Ma andiamo con ordine. Il sito Jebel Irhoud è stato scavato già negli anni Sessanta, quando sono stati rinvenuti scheletri datati a 40 000 anni fa e attribuiti alla specie Homo neandenthalensis, il nostro più stretto cugino. Hublin non è mai stato convinto delle attribuzioni iniziali, e negli ultimi dieci anni ha dato avvio a una nuova campagna di scavo, che ha dato alla luce i nuovi fossili: crani, denti e ossa lunghe datati con metodi più moderni a un periodo compreso tra 300 000 e 350 000 anni fa.

Dal punto di vista anatomico, i crani sono molto simili a quelli degli esseri umani attuali, al punto che probabilmente nessuno noterebbe la loro presenza in una fossa comune di epoca storica. A divergere rispetto a un cranio moderno tipico sono una manciata di tratti anatomici: un’arcata sopracciliare più prominente, una cavità cerebrale meno voluminosa e uno sviluppo generale più allungato longitudinalmente.

In precedenza il più antico Homo sapiens riconosciuto ufficialmente era un fossile ritrovato in Etiopia (nel sito di Omo Kibish), risalente a 195 000 anni fa. Ma il continente africano pullula di siti archeologici che risalgono alla stessa epoca di Jebel Irhoud, e che hanno dato alla luce manufatti litici attestanti una cultura umana piuttosto omogenea. Mancano però i resti fossili, e l’industria litica era stata attribuita ad altre specie più antiche. Oggi, a fronte della nuova scoperta, quegli stessi manufatti tornano improvvisamente a tener banco per gli studiosi, dato che a produrli potrebbe essere stato proprio Homo sapiens, oltre 100 000 anni prima del previsto.

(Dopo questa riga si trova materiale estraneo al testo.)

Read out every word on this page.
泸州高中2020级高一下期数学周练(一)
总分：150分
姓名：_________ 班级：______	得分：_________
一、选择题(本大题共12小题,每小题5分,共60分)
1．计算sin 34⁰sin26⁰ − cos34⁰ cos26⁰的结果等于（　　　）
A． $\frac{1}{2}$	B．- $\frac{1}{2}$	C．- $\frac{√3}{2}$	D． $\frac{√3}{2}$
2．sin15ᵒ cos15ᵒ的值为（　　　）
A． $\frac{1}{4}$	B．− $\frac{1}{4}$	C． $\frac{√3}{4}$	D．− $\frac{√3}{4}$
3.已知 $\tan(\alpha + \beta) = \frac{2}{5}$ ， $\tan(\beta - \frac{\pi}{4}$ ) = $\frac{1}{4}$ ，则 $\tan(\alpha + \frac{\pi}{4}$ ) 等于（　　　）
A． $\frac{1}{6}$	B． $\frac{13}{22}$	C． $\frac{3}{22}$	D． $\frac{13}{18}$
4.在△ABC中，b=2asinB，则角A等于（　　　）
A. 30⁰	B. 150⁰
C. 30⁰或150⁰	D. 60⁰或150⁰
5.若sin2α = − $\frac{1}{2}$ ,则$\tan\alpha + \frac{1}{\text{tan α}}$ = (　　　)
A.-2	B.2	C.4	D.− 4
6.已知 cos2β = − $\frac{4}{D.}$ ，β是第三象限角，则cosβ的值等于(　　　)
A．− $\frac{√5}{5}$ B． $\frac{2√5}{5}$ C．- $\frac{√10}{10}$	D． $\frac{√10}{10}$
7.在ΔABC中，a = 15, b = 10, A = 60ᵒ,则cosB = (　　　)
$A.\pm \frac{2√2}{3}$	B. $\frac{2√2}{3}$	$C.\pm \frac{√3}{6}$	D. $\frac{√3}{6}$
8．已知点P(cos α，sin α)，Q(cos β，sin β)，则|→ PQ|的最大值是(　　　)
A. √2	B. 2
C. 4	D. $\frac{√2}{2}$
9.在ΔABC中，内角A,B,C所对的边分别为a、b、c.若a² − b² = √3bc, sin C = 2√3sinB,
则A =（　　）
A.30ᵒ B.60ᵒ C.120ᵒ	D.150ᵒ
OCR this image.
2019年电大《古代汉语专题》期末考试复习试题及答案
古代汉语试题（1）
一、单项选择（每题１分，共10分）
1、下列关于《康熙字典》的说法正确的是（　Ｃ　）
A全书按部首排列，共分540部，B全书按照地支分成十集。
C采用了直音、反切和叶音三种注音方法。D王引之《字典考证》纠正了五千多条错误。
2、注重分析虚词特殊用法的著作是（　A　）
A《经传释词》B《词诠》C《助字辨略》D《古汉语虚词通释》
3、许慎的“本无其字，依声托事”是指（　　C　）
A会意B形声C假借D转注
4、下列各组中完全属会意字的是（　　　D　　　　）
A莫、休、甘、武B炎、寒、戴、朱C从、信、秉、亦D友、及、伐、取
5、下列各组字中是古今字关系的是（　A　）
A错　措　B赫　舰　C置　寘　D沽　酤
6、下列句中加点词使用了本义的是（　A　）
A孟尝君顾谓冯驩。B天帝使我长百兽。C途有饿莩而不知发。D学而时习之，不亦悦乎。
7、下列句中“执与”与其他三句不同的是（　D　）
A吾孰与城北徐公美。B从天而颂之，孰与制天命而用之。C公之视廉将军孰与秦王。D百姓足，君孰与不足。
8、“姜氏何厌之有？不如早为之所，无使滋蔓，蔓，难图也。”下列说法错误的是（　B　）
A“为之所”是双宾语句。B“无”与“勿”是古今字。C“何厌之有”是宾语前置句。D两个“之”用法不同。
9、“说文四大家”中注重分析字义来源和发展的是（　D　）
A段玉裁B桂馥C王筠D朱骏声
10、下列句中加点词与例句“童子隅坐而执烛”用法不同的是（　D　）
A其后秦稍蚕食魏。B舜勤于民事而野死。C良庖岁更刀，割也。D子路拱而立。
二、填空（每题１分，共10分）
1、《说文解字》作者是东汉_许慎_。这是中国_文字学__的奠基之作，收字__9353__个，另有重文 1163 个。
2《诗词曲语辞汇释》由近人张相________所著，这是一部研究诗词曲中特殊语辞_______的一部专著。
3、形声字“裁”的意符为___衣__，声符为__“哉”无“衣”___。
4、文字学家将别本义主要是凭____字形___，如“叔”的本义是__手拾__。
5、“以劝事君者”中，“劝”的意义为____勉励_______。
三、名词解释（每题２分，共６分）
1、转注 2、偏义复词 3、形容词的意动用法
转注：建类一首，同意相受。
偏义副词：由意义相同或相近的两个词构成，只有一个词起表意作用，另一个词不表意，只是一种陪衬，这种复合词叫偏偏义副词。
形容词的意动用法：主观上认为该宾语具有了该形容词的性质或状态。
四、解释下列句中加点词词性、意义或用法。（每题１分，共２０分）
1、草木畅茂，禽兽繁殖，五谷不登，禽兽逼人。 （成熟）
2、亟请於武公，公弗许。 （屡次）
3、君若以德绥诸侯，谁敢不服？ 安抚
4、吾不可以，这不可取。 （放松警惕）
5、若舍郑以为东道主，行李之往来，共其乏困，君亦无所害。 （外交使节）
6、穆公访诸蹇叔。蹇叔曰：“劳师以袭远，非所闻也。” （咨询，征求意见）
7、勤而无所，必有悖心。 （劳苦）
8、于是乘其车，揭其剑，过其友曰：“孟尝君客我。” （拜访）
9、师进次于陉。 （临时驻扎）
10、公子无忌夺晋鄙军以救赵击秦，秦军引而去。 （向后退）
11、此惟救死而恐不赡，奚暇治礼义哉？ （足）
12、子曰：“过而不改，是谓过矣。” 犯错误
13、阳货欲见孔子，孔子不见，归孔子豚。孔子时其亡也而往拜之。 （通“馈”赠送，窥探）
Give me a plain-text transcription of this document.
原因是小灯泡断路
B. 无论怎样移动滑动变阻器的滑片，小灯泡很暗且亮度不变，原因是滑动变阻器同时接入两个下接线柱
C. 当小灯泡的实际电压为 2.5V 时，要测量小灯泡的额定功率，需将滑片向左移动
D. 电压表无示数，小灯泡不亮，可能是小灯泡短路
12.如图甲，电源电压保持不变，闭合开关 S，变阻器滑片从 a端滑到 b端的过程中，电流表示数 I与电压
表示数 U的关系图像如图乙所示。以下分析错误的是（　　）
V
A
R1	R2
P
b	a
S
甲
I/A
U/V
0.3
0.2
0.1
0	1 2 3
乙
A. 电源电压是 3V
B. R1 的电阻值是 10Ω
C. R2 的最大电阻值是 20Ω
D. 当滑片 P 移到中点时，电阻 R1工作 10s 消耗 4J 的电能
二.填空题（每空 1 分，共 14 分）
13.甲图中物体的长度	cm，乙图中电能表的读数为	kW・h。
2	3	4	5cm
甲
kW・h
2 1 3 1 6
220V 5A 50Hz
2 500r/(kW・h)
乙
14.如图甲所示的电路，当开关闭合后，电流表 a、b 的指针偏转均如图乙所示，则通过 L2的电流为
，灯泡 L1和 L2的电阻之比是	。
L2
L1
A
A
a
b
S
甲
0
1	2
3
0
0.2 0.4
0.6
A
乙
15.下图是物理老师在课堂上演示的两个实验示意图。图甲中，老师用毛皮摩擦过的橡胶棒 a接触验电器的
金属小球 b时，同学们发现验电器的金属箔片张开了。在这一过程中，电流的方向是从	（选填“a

È così che la descrizione dei fossili di Jebel Irhoud, se troverà conferma nella comunità dei paleoantropologi, potrebbe essere come una sorta di Stele di Rosetta, in grado di fornire una nuova chiave di lettura per interpretare un patrimonio archeologico africano che racconta una storia tutta da riscrivere. Forse l’origine di Homo sapiens non va più vista come un episodio univoco e circoscritto nello spazio e nel tempo. La specie potrebbe non essere comparsa all’improvviso in Africa Orientale, come ritenuto in questi ultimi decenni, ma potrebbe piuttosto essere il frutto di un’evoluzione più lenta e graduale che ha coinvolto diverse forme di ominidi più antichi, sparse per tutto il continente africano. “Non è la storia di una rapida via evolutiva in un ‘Giardino dell’Eden’ da qualche parte in Africa”, commenta Hublin. “La nostra visione è che sia avvenuto uno sviluppo più graduale, che ha coinvolto l’intero continente. Quindi, se c’è stato un Giardino dell’Eden, esso occupava l’intera Africa”.

In un continente grande e accogliente, ricco di vita ma anche irto di pericoli, a un certo punto tutte le condizioni sono diventate idonee a dare il benvenuto sulla scena a Homo sapiens. Non c’è un luogo preciso e nemmeno un’unica specie discendente. Tutta l’Africa potrebbe essere stata quella culla dell’umanità che ha dato origine alla nostra specie.

Se è così, allora gli uomini di Jebel Irhoud potrebbero essere la punta dell’iceberg di una più grande, più diffusa, e possibilmente più diversificata popolazione di antichi Homo sapiens africani. Gli scavi continueranno, e nel tempo potremo senz’altro farci un’immagine più chiara sulle nostre origini. Intanto possiamo sospendere il giudizio e semplicemente meravigliarci per la bellezza della nostra storia di specie, sin dalle sue remote origini avvenute in uno o in tanti luoghi in Africa. E, per quanto ne sappiamo, chissà, forse da qualche altra parte ancora.